En los últimos meses, Canarias ha experimentado un incremento en el número de personas llegadas por vía marítima. No es la primera vez que esta comunidad autónoma, solidaria por naturaleza, hace frente a una situación similar. Ya ocurrió algo similar en 2006. Sin embargo, recientemente hemos visto a personas durmiendo al raso o en garajes de comisarías, en centros de acogida improvisados, haciendo colas interminables para comer e incluso sentados en un muelle expuestos a las inclemencias del tiempo mientras esperan para ser atendidos por los servicios de emergencia.
Como sociedad y como Iglesia, esta realidad debe interpelarnos: no podemos mirar hacia otro lado. Se antoja necesario plantearnos algunos interrogantes: ¿Hacia dónde caminamos? ¿Está siendo digna la acogida que reciben estos hermanos nuestros? ¿Podemos conformarnos? ¿Es esta la Iglesia samaritana que pide el Papa Francisco?
Quizás la doctrina social de la Iglesia puede aportarnos alguna pista. En el capítulo tercero del Compendio de la DSI, sobre la persona humana y sus derechos, el número 132 hace referencia al respeto de la dignidad humana: «Una sociedad justa puede ser realizada solamente en el respeto de la dignidad trascendente de la persona humana. Esta representa el fin último de la sociedad, que está a ella ordenada». Detrás de las cifras y estadísticas que ofrecen a diario los informativos, se esconden personas reales, como tú y como yo, con sus sueños, esperanzas e ilusiones. También con sus heridas y el necesario duelo por la separación de sus seres queridos y la tierra que los vio nacer. Historias ante las que debemos descalzarnos, porque cuando nos adentramos en ellas pisamos tierra sagrada.

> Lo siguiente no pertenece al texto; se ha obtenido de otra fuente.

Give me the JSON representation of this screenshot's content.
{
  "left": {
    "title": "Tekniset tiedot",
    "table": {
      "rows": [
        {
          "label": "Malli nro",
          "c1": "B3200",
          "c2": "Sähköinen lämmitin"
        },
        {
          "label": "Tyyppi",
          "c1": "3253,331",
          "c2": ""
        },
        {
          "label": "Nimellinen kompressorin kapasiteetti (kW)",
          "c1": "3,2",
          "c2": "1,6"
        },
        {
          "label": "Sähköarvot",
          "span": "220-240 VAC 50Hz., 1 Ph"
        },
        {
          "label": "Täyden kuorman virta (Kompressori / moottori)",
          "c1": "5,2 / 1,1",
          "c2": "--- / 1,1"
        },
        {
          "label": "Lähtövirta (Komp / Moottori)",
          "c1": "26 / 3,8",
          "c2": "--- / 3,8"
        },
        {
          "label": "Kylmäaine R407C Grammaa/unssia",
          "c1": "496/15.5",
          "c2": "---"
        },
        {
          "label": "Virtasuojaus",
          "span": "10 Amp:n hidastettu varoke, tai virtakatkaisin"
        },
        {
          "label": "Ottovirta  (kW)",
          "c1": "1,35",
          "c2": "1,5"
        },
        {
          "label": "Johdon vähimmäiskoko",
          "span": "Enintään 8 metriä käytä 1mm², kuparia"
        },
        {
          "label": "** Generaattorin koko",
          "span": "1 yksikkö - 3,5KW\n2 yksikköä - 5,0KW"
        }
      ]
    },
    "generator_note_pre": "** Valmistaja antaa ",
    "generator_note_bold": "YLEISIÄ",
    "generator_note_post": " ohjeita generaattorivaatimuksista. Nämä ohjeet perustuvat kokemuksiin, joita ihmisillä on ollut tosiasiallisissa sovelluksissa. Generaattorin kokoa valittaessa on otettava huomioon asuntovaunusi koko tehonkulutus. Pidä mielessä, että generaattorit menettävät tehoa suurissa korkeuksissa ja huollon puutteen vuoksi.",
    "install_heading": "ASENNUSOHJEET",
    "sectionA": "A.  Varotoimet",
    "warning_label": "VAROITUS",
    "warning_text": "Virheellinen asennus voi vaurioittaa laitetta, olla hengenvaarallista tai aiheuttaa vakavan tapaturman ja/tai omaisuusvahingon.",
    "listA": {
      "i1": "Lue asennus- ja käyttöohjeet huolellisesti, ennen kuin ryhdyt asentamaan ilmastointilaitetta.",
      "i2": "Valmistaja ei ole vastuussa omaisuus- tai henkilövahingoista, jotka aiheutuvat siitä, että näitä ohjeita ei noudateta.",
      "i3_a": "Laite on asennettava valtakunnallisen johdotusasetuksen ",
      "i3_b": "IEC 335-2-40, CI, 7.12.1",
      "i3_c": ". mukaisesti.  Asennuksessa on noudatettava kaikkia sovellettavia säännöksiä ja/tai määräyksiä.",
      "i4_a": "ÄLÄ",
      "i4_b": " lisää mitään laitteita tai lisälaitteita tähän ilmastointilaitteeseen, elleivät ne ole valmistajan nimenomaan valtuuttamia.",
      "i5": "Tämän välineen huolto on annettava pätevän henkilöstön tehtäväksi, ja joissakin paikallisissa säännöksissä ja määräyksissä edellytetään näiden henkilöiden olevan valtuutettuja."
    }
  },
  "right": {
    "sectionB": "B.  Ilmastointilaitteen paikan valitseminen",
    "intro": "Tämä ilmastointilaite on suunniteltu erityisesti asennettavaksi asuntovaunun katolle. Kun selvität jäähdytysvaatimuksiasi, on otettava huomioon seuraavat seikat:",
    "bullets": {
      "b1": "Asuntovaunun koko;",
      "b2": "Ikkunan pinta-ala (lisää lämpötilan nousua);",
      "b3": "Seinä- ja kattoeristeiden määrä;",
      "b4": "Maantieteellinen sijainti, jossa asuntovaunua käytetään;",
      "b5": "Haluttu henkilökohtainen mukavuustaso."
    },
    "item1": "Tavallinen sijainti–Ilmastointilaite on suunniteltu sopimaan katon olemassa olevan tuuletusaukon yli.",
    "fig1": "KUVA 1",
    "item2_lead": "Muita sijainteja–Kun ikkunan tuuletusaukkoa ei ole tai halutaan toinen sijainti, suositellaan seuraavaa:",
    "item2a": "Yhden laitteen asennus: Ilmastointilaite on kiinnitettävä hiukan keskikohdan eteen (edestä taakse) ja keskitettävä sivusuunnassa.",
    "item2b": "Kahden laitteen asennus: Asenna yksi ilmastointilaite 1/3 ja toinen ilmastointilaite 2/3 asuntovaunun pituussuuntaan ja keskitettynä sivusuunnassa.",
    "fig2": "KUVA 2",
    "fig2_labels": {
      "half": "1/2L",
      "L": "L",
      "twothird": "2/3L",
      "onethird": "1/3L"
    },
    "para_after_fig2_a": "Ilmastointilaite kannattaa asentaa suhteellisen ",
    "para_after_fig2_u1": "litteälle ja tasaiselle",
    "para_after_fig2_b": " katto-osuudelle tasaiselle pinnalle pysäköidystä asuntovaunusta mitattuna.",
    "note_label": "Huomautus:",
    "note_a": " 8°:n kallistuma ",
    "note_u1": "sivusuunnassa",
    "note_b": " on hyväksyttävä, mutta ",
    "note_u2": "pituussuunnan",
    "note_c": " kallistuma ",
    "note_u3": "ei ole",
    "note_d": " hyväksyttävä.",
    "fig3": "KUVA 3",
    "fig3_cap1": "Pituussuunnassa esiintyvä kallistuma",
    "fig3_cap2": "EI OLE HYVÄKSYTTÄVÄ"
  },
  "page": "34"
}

Afortunadamente, son muchos los movimientos eclesiales que dan respuesta a esta realidad a lo largo y ancho de la geografía nacional. Pastoral de migraciones, trabajadores y voluntarios de Cáritas, religiosos de distintas órdenes, comunidades parroquiales y fieles comprometidos, dedican su tiempo y esfuerzos a recibir con dignidad a quienes no han tenido más alternativa que dejar atrás sus vidas y, con ello, parte de su identidad. Iniciativas que van más allá de la asistencia material y que promueven espacios de escucha, de apoyo y, a veces, de llanto compartido. Santos de la puerta de al lado, que los llamaría el Papa Francisco.
Ojalá seamos capaces de contagiar esta solidaridad a cuantos nos rodean, pues solo si reconocemos a Dios en el otro, el pobre, el que sufre, el hambriento, el preso o el migrante, podremos seguir construyendo el Reino.